I've lived my Jewish life in two Christian countries -- one whose claims of secularism do little to mask religious fervor, and another whose professed religious identity hardly translates to church attendance. Growing up in a mixed-faith New York family, practicing Reform Judaism, my love for Israel was always married to my dedication to peace and the two-state solution. Every holiday season reminded me that I was different, that I was a minority, and I learned to swallow the incredulous claims that our society was not Christian, but Judeo-Christian, with an empty smile. The last five years I've spent living in the United Kingdom, however, have opened my eyes to just how enmeshed acceptance and respect of Jewish culture and Israel is, at least in the America that I know.
Attending Scotland's premier university, I was confronted with criticism of Israel that my American education taught me to be at odds with "Western values." It forced me to read more widely, to question what before I had quite blindly accepted. I noticed the biases in various media outlets, the powerful message hidden beneath seemingly neutral four-word titles. I was always careful to remain level-headed, not to resort to the dismissively ignorant responses of friends who had never been to Israel or the Palestinian Territories (or Palestine, as Europeans call it), who had never met an Israeli or a Palestinian and had never bothered to try and understand the unending complexities of the situation.

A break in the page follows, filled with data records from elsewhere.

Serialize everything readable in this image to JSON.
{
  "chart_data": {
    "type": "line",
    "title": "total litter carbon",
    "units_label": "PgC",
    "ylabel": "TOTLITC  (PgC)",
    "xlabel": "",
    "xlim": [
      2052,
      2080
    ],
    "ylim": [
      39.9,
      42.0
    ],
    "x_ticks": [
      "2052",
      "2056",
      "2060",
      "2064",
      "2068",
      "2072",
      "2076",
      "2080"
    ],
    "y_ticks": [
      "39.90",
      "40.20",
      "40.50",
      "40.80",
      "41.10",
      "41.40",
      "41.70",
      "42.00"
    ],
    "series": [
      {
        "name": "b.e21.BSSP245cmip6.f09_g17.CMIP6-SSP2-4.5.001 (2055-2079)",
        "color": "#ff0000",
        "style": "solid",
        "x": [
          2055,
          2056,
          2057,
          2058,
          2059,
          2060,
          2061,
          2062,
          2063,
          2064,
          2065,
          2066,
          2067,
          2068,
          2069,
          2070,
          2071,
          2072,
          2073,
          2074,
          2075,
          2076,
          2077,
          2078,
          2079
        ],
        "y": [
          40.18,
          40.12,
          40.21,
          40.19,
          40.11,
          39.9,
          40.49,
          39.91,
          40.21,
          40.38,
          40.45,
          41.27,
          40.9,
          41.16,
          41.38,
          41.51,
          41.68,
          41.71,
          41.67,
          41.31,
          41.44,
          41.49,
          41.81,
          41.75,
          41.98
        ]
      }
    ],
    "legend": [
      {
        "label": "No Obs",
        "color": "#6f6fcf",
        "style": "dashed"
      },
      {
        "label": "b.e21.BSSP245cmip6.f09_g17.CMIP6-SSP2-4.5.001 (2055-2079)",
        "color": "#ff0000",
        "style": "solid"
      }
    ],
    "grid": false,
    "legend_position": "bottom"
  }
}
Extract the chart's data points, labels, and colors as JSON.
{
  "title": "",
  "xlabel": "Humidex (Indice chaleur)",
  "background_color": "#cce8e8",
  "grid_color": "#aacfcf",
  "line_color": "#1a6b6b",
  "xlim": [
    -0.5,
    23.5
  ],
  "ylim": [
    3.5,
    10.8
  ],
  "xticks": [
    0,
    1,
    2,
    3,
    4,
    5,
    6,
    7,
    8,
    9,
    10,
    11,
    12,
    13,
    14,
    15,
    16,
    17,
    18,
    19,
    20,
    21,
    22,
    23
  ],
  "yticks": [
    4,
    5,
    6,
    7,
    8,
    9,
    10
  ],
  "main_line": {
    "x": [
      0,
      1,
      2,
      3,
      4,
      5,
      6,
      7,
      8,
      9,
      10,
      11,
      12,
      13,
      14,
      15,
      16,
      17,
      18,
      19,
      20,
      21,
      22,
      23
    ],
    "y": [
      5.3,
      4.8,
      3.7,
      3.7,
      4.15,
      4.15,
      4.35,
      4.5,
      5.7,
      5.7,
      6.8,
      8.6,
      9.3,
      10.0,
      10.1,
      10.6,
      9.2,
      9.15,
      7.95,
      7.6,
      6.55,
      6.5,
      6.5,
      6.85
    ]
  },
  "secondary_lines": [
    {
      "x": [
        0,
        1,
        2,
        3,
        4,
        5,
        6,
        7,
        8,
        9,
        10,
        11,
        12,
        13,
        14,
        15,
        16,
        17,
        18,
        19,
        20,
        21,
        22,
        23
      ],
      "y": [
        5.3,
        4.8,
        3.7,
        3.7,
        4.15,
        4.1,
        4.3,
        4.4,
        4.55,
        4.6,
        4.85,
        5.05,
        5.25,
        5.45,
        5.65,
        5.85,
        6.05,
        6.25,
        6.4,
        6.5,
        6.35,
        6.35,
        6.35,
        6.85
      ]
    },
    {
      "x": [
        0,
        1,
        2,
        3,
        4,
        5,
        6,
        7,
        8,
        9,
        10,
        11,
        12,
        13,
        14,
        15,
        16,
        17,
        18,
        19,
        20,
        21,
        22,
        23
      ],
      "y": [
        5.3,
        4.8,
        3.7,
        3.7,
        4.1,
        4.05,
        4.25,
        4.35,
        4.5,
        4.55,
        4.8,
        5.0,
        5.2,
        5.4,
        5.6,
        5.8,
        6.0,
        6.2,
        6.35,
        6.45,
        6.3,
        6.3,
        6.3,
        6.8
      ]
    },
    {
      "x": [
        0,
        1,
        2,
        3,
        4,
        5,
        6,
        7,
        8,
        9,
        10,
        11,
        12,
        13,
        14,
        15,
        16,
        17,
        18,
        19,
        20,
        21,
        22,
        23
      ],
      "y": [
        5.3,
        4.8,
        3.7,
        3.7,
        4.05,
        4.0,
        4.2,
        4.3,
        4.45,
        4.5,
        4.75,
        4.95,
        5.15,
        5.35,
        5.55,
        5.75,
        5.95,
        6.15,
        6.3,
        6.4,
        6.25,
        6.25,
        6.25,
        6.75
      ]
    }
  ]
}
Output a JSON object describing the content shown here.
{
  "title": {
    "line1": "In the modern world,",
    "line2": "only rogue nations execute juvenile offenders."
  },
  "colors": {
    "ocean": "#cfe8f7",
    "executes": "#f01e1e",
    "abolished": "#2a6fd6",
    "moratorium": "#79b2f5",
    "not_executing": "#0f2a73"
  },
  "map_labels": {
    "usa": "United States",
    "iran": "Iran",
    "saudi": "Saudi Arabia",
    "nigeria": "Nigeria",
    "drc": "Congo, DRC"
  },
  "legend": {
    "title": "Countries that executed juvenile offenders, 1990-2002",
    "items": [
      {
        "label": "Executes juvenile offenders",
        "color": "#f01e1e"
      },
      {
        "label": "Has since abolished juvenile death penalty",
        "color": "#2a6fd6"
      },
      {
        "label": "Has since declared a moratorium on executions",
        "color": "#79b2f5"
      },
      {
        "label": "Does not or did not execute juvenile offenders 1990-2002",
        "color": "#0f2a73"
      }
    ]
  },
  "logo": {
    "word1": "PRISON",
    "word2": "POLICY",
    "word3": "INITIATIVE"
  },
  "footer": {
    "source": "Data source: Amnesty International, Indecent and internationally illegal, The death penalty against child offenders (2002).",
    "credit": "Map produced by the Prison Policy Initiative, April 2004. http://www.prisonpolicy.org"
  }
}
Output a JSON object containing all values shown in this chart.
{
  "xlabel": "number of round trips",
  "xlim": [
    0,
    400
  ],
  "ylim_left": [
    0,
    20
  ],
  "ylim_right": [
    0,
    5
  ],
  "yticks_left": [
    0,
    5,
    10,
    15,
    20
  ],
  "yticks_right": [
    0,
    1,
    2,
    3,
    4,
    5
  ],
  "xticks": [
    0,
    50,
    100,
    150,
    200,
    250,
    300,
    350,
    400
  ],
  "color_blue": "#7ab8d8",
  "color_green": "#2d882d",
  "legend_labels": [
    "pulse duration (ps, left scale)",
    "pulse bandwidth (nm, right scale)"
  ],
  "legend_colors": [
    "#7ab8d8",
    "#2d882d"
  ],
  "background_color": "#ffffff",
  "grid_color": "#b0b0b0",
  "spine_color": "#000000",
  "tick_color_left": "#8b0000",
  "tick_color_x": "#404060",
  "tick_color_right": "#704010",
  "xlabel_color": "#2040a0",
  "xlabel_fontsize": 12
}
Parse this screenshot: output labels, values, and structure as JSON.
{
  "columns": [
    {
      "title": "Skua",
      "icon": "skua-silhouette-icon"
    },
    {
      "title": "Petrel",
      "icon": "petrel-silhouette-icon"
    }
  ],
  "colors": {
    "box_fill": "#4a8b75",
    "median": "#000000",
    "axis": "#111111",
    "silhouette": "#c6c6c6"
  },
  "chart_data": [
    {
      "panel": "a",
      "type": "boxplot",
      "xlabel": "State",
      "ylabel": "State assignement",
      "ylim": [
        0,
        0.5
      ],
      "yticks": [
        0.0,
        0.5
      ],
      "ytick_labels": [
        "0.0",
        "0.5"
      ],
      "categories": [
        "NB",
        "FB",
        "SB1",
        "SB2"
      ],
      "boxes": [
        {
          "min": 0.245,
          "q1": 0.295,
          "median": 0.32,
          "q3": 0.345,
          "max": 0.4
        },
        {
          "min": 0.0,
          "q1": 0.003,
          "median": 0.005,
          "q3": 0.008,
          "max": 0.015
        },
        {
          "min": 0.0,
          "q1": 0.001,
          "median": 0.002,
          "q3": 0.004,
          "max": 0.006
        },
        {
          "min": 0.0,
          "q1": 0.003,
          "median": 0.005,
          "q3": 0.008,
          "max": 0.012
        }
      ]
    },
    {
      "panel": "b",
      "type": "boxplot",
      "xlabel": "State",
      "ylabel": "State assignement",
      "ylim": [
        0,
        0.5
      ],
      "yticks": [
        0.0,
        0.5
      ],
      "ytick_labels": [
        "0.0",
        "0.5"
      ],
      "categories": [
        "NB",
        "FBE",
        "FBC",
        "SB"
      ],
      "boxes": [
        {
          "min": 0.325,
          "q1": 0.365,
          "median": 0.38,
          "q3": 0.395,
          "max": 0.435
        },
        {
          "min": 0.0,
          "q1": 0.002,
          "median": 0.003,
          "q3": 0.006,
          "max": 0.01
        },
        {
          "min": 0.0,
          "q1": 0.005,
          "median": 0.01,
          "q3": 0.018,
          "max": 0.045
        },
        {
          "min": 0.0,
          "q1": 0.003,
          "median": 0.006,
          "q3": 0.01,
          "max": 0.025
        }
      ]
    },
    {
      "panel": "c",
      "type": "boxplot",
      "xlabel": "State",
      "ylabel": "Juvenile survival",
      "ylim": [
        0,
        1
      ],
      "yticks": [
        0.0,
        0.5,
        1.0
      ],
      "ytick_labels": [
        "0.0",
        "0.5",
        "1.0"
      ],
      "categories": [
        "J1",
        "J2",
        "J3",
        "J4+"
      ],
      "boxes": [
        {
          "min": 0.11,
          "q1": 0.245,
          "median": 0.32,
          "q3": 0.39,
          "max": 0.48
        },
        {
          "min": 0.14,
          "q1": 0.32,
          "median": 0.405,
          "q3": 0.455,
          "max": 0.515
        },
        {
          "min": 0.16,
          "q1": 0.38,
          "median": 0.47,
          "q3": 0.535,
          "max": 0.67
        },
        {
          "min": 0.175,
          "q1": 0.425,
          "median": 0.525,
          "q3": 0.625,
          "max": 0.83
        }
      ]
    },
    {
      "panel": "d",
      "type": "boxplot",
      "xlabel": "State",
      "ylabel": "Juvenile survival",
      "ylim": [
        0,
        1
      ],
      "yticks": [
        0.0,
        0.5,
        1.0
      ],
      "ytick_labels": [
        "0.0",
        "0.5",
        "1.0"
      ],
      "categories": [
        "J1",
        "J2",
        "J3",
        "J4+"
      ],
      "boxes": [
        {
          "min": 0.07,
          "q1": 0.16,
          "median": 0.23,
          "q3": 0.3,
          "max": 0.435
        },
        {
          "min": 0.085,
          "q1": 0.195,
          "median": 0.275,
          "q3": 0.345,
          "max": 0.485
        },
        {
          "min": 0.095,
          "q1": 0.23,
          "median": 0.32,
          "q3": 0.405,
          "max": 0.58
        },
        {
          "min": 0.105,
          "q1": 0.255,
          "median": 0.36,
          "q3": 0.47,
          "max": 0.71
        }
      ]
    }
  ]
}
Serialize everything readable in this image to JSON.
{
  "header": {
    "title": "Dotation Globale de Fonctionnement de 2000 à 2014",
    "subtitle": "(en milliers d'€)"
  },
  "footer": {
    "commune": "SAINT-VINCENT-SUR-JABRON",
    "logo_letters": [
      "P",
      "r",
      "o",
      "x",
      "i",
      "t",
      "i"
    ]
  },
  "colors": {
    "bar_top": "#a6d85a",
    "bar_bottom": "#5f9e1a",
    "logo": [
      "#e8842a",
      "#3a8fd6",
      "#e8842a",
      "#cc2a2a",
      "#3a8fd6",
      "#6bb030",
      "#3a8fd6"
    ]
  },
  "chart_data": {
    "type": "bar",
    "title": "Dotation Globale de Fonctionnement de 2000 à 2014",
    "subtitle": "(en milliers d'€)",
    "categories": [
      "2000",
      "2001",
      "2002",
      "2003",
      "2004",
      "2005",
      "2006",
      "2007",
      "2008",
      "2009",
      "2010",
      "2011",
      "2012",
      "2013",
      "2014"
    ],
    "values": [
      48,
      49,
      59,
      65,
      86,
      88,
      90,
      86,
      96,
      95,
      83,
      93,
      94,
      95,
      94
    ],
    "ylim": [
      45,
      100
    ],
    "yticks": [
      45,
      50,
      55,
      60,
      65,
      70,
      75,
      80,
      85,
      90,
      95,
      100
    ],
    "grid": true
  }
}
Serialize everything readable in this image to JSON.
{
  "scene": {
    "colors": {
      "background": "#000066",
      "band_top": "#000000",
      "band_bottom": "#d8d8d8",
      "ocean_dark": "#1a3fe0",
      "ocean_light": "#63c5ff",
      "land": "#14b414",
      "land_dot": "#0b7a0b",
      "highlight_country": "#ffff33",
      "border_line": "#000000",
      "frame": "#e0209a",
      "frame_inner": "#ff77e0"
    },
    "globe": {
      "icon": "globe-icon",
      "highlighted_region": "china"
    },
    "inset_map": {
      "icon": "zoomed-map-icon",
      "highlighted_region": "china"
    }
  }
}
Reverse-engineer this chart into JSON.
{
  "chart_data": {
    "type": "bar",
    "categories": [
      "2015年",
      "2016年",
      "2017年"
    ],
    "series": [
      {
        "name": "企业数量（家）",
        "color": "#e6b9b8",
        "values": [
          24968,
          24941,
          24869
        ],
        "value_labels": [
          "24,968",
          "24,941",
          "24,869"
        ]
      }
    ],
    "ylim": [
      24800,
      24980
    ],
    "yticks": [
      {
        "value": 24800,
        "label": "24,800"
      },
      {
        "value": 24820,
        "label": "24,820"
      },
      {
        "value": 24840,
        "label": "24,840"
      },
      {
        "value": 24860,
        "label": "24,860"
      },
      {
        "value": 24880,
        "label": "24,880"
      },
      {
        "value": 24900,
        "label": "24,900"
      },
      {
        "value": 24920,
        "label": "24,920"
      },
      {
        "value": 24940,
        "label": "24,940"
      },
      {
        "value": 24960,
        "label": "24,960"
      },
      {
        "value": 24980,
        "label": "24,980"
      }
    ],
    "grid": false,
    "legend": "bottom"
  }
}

Outside of America, I was exposed to a wide array of opinions on Israel. My support was increasingly tempered by humanitarian concerns. My stomach clenched as Prime Minister Benjamin Netanyahu's government authorized more and more settlements in the West Bank, when his haughty treatment of President Obama was flashed on television screens around the world. I can't stand the fanaticism that blinds Jews to the plight of their Arab neighbors. I support the complete dismantling of unannexed Jewish settlements past the Green Line, the forcible eviction of Israeli Jews if necessary, mirroring former Prime Minister Ariel Sharon in Gaza. As the dominant power in the region, Israel has the burden of moral exactitude -- she must sacrifice and suffer in the short term, in order for there to be any hope of prosperity and peace in the long. Yet upon hearing that Netanyahu had suspended peace talks with the Palestinians following the reconciliation of Fatah and Hamas, I found myself nodding along to a man whose political views I am so largely at odds with.
I couldn't help but agree with Netanyahu, as he sat calmly explaining the unique Israeli predicament to the BBC, because I understand where he's coming from. I'm not particularly religious. My family is a delightful mix of Jewish and Christian traditions and celebrations, I've never felt the urge to seek a Jewish romantic partner, but I know what it's like to be Jewish in a non-Jewish world. It's been more pronounced in Europe than in America -- here I've found myself a novelty, sometimes even fetishized.
For those who fit in without having to think, it's impossible to understand what Israel means. I've had British friends passionately refuse to believe that the United Kingdom is Christian. The lack of post on Sundays, the Queen's Christmas Address and the impossibility of finding Chanukah candles in St Andrews aren't noticeable to them, but to me they are reminders. They are reminders that this Jewish boy from Brooklyn is not totally at home, no matter how much I may look like my neighbors.
Reading about the Holocaust, it doesn't take much effort to imagine it was my mother screaming as my brother and I were torn from her arms. I swell with the pride that the first soldiers felt in 1948, donning army uniforms blazoned with the Star of David, their muscles bulging in defence of our people. A tightness grips my chest as I read reports of the liberation of the Old City of Jerusalem. I have the chills sitting here writing this, thinking of the establishment a sovereign Jewish State after thousands of years of exile and hardship.
Censures, boycotts and sanctions continuously pile up against Israel. The situation is unendurable for the Palestinians, but the international community refuses to understand that, in a different way, it is also for the Israelis. Netanyahu's frank statements should carry far more resonance than they do. What other nation could endure sustained missile fire from the internally recognized terrorist organizations of Hamas and Hezbollah with such restraint? What other government could face direct calls for its people's annihilation without even alluding to its full military capabilities as a form of deterrent? Israel appears secure now, but the smallest mistake could see it disappear from the map.
Peace is a two-way street. I don't think that Netanyahu has done nearly enough to push the process forward, but I support his stance on Hamas. No country can be expected to negotiate with an organization dedicated to its destruction, the liquidation of its citizens, and the murder of Jews the world over. My life has been privileged, the differences I've experienced for my Jewish identity have been much less marked than those for my sexual orientation, but as a Jew I understand the determination and fear that drives Netanyahu. Unfortunately, Israel constantly hangs in an uncertain balance between life and death. The realization of the Palestinian's right to self-determination and of both people's right to security, stability and freedom is the ultimate aim, but it cannot come at the cost of risking the destruction of the one true home we Jews have.